Jacksonville missed the last time it took a QB in the first round, Blaine Gabbert in 2011. The Jaguars gave up on the inconsistent Gabbert, who struggled to read defenses and was benched for journeyman Chad Henne. Gabbert is now a backup in San Francisco.
‘‘He’s a down-to-earth guy, a self-made guy, a blue-collar guy and he wants to be the best he can be,’’ said Jaguars general manager Dave Caldwell, who added a word of caution: ‘‘He just needs a little bit of time.’’

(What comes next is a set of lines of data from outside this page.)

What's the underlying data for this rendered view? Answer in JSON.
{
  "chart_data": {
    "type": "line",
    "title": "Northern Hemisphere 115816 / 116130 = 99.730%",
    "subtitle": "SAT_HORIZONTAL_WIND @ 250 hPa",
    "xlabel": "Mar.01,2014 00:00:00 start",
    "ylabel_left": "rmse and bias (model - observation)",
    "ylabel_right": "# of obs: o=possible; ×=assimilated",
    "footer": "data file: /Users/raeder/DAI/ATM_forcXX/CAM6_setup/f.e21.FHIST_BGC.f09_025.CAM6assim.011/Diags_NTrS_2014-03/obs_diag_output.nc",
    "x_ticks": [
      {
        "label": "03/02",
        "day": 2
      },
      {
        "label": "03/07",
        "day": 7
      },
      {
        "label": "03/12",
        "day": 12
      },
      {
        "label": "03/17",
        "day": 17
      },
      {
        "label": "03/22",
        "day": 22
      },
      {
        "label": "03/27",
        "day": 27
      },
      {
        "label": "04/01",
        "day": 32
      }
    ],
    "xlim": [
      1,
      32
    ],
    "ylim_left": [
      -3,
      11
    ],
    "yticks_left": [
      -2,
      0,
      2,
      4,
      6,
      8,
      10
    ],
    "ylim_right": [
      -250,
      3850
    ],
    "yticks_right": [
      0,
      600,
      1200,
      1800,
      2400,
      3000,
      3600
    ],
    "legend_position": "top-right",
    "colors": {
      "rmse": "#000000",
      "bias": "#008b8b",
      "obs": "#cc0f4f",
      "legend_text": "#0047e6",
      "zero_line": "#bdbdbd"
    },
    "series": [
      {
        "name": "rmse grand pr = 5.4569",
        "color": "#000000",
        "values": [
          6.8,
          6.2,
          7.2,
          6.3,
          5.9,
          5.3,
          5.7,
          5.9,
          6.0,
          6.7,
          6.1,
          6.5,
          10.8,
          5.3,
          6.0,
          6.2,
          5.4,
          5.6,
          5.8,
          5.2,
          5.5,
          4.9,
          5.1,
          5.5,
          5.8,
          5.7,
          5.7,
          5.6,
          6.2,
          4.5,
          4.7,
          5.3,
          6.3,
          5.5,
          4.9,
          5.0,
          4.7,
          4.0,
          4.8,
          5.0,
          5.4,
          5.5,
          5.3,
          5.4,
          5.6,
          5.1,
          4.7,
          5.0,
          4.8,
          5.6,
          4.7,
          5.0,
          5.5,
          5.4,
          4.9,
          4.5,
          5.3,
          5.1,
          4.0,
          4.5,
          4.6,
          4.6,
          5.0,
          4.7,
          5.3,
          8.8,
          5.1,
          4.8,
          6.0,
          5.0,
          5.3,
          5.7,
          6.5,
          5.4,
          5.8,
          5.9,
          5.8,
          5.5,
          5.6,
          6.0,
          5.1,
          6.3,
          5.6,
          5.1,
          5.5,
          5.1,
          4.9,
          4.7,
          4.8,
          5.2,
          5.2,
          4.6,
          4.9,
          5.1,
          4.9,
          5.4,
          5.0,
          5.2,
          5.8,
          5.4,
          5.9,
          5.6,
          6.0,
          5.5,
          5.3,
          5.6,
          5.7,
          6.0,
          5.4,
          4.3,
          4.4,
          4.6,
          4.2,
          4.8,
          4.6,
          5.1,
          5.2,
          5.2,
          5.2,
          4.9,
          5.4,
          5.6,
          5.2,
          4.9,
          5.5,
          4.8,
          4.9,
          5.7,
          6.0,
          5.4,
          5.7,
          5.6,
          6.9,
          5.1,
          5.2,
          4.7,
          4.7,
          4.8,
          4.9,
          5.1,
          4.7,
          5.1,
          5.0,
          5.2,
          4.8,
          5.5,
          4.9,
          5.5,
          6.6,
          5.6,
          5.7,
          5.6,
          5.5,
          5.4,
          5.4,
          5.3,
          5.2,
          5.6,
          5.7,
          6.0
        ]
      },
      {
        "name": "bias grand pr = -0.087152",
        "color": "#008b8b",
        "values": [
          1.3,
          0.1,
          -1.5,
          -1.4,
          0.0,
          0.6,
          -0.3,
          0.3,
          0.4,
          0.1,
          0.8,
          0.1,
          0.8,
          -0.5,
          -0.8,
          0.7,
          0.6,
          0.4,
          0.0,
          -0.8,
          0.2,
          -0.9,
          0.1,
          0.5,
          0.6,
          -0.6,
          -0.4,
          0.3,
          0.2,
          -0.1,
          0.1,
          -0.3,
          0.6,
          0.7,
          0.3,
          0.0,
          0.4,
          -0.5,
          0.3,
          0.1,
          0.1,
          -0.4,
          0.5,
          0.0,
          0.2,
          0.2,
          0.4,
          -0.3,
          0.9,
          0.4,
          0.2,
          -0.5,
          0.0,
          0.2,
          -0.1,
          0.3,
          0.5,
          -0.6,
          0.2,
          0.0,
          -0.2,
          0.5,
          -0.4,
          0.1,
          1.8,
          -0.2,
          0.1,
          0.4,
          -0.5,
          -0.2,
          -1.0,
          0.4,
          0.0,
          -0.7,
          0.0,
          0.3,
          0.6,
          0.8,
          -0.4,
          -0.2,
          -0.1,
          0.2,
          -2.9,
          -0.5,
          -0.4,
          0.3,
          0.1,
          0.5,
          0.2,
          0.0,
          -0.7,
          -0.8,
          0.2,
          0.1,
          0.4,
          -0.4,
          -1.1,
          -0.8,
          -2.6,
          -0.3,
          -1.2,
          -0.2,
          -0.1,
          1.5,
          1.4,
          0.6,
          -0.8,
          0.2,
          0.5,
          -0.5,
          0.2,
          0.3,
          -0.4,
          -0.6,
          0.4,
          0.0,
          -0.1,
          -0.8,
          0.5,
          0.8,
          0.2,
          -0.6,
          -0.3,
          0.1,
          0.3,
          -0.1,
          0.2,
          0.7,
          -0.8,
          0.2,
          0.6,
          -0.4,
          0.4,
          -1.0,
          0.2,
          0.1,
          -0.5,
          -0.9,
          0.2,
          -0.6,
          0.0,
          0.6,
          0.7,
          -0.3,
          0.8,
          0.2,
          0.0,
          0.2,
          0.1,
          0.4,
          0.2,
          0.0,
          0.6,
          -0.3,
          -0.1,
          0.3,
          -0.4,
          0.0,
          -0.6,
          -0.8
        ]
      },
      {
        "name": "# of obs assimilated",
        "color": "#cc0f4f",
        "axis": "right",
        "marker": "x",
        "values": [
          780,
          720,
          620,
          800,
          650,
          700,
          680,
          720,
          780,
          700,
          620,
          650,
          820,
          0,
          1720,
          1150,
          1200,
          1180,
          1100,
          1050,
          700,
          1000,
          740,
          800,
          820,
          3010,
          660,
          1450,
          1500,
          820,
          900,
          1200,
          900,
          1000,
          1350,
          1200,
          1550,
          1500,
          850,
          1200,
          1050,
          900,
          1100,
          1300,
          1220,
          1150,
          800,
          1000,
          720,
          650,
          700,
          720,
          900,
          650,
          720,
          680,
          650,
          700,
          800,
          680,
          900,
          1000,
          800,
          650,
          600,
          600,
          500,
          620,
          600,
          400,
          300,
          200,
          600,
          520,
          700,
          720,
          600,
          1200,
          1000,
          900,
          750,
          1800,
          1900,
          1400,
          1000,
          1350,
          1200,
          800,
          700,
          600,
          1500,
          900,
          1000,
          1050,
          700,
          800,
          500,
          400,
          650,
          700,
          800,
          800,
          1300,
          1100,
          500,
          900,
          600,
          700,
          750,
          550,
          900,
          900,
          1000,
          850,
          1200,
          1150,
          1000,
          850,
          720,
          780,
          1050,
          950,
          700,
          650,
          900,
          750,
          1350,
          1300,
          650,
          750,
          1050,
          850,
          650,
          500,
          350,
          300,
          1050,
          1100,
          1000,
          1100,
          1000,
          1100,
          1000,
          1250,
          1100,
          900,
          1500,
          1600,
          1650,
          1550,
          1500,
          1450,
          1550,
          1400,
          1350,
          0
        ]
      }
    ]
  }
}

Seeing a chance to grab playmaking receiver Sammy Watkins of Clemson, Buffalo swapped spots with Cleveland, also sending a first- and fourth-round selection next year to move up from ninth to fourth.
‘‘Dynamic playmaker, and that’s what this game is all about,’’ Bills GM Doug Whaley said of Watkins. ‘‘He’s automatically going to make our quarterback (EJ Manuel) better.’’
Texas A&M tackle Jake Matthews, the son of Hall of Fame offensive lineman Bruce Matthews, went to Atlanta with the sixth overall pick. The Falcons leaked so badly on the offensive line in 2013 as they plummeted from NFC South champion to 4-12 that Matt Ryan was sacked 44 times.
Another Aggies star was chosen next, receiver Mike Evans to Tampa Bay. The 6-4, 231-pound Evans is durable, versatile — and quite emotional. He also couldn’t hold back the tears when Goodell called his name.
The crowd thought Manziel might go eighth when Cleveland traded up one spot to get Minnesota’s pick. So when the Browns took cornerback Justin Gilbert of Oklahoma State, there was a loud groan from the fans. Gilbert smiled wryly as he shook Goodell’s hand.
Minnesota grabbed UCLA linebacker Anthony Barr, Detroit selected North Carolina’s Eric Ebron, by far the best tight end in this crop, and Tennessee filled a need on the offensive line with Michigan tackle Taylor Lewan.
Finally, a local team was on the clock and the audience approved lustily when the Giants chose LSU receiver Odell Beckham Jr. Beckham was followed by Pitt DT Aaron Donald to St. Louis, Virginia Tech CB Kyle Fuller to Chicago, Ohio State LB Ryan Shazier to Ohio State, Notre Dame G Zack Martin to Dallas, Alabama LB C.J. Mosley to Baltimore and, as fans chanted ‘‘J-E-T-S,’’ Louisville safety Calvin Pryor is New York-bound.
Minnesota finished off the opening round by trading with Seattle to select Louisville’s Teddy Bridgewater, the third quarterback taken. Bridgewater was an early entrant into the draft, but already had graduated college. Fourteen underclassmen were chosen, including the first four picks. The SEC led all conferences with 11 players taken.